I have two access points ( AP-1 and AP-2) in one of our office area . All the AP's are connected to WLC. I see a lot of users are getting connected to AP-1 ( around 40) and Complain about slow internet speed. Whereas users connecting to AP-2 is very less ( around 6). How can i make the users connect to AP-2 Instead of AP-1. These two AP's are close to each other (may be around 10 ft away). How can i resolve this. 

 

Please Help.

 

Regards,

Rick

10 Replies 10

d.friday
Level 4
Level 4
You can try to enable Client Load Balancing
You can find this setting under your WLAN > Advanced > Load Balancing and Band Select > check the box next to Client Load Balancing
You may find some older clients do not like this setting and may cause voice issues.
I would also recommend moving the APs farther apart you my experience Co channel interference.

Hi Friday,

I do not find any check box at that window: Wireless > Advanced > Load Balancing and Band Select

Rick!

WLAN > select your SSID and look under advanced

Thanks Friday. I got it. what is the actual function of "Client Load Balancing "and "Client Band Select " ?

Check this:
https://rscciew.wordpress.com/2014/10/26/cisco-load-balancing-feature/
Please note, usually you'll have more problems than gains from enabling Client Load Balancing.

Hi Rick,

In wireless, roaming decision entirely determine by each client. Once they first associate to an AP, unless its roaming criteria triggered, it will stick to that AP. So you cannot do a lot to control this situation.

 

However, I would check power level of these APs & see if reducing AP-1 foot print help in this scenario.

 

You can get power details using below CLI command from your WLC

 

show advanced 802.11a summary
show advanced 802.11b summary

 

HTH

Rasika

*** Pls rate all useful responses ***

I agree that the power level is a great thing to check.

Hi Rasika,
Thank you for the Info. FYI, The two AP operates both 802.11a/n/ac and 802.11b/g/n Radio.

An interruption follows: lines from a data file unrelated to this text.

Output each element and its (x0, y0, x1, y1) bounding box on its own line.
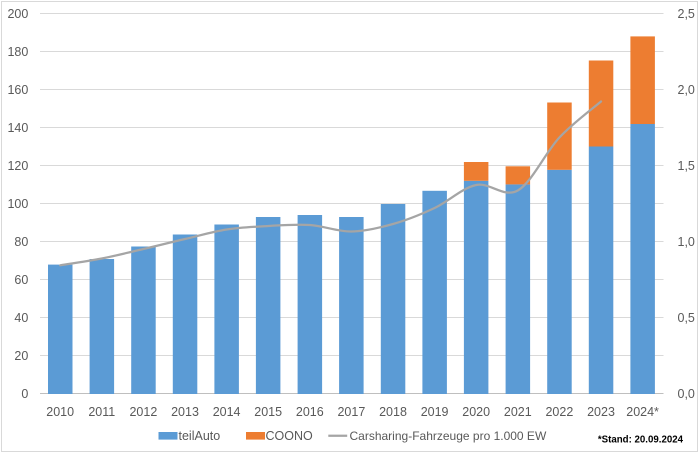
svg-text:140: 140 (7, 121, 28, 135)
svg-text:2,0: 2,0 (678, 83, 695, 97)
svg-text:1,0: 1,0 (678, 235, 695, 249)
svg-text:40: 40 (14, 311, 28, 325)
svg-text:1,5: 1,5 (678, 159, 695, 173)
svg-text:180: 180 (7, 45, 28, 59)
svg-text:2016: 2016 (296, 405, 324, 419)
svg-text:*Stand: 20.09.2024: *Stand: 20.09.2024 (598, 435, 684, 446)
svg-text:2011: 2011 (88, 405, 115, 419)
svg-text:2018: 2018 (379, 405, 407, 419)
svg-text:2024*: 2024* (626, 405, 659, 419)
svg-text:2020: 2020 (462, 405, 490, 419)
svg-text:Carsharing-Fahrzeuge pro 1.000: Carsharing-Fahrzeuge pro 1.000 EW (350, 429, 547, 443)
svg-text:2019: 2019 (421, 405, 449, 419)
svg-text:60: 60 (14, 273, 28, 287)
svg-text:2014: 2014 (213, 405, 241, 419)
svg-text:teilAuto: teilAuto (179, 429, 221, 443)
svg-text:0,0: 0,0 (678, 387, 695, 401)
svg-text:2,5: 2,5 (678, 7, 695, 21)
svg-text:2023: 2023 (587, 405, 615, 419)
svg-text:2010: 2010 (46, 405, 74, 419)
svg-text:2017: 2017 (337, 405, 365, 419)
svg-text:2013: 2013 (171, 405, 199, 419)
svg-text:20: 20 (14, 349, 28, 363)
svg-text:80: 80 (14, 235, 28, 249)
svg-text:2015: 2015 (254, 405, 282, 419)
svg-text:2021: 2021 (504, 405, 532, 419)
svg-text:2012: 2012 (129, 405, 157, 419)
svg-text:0: 0 (21, 387, 28, 401)
svg-text:0,5: 0,5 (678, 311, 695, 325)
svg-text:100: 100 (7, 197, 28, 211)
svg-text:COONO: COONO (266, 429, 314, 443)
svg-text:120: 120 (7, 159, 28, 173)
svg-text:2022: 2022 (545, 405, 573, 419)
svg-text:160: 160 (7, 83, 28, 97)
svg-text:200: 200 (7, 7, 28, 21)
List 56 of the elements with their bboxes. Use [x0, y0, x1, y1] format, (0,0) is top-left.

show advanced 802.11a summary output for two AP are as follows:
AP1: Slot:1 Channel :(64,60)* Tx Power: *4/5 ( 7 dBm)
AP2: Slot1 Channel :(153,149)* Tx Power *1/8 (23 dBm)


show advanced 802.11b summary output for two AP are as follows:
AP1: Channel : 6* Tx Power *1/5 (16 dBm)
AP2: Channel :1* Tx Power : *1/5 (16 dBm)

Regards
Rick

ammahend
VIP
VIP

I agree with all points above, since the client difference is significant (40 vs 6), I would recommend to try load balancing feature under WLAN. Keep the default client window setting which I believe is 5. After the change, after users reassociate, under idle situation you should client count load balanced as n and n+5 between 2 APs

-hope this helps-

Leo Laohoo
Hall of Fame
Hall of Fame

@Rickey369 wrote:

All the AP's are connected to WLC. I see a lot of users are getting connected to AP-1 ( around 40) and Complain about slow internet speed.


1.  Wireless clients make the ultimate decision to join which AP.  If the wireless clients are running very old wireless NIC drivers then the behaviour you're seeing is "normal".  Get the wireless NIC drivers and see if it improve things. 

2.  What radios are the clients complaining of slow sleep connected to?  2.4 Ghz radio?

WARNING:  Enabling AP "load balancing" is counter productive.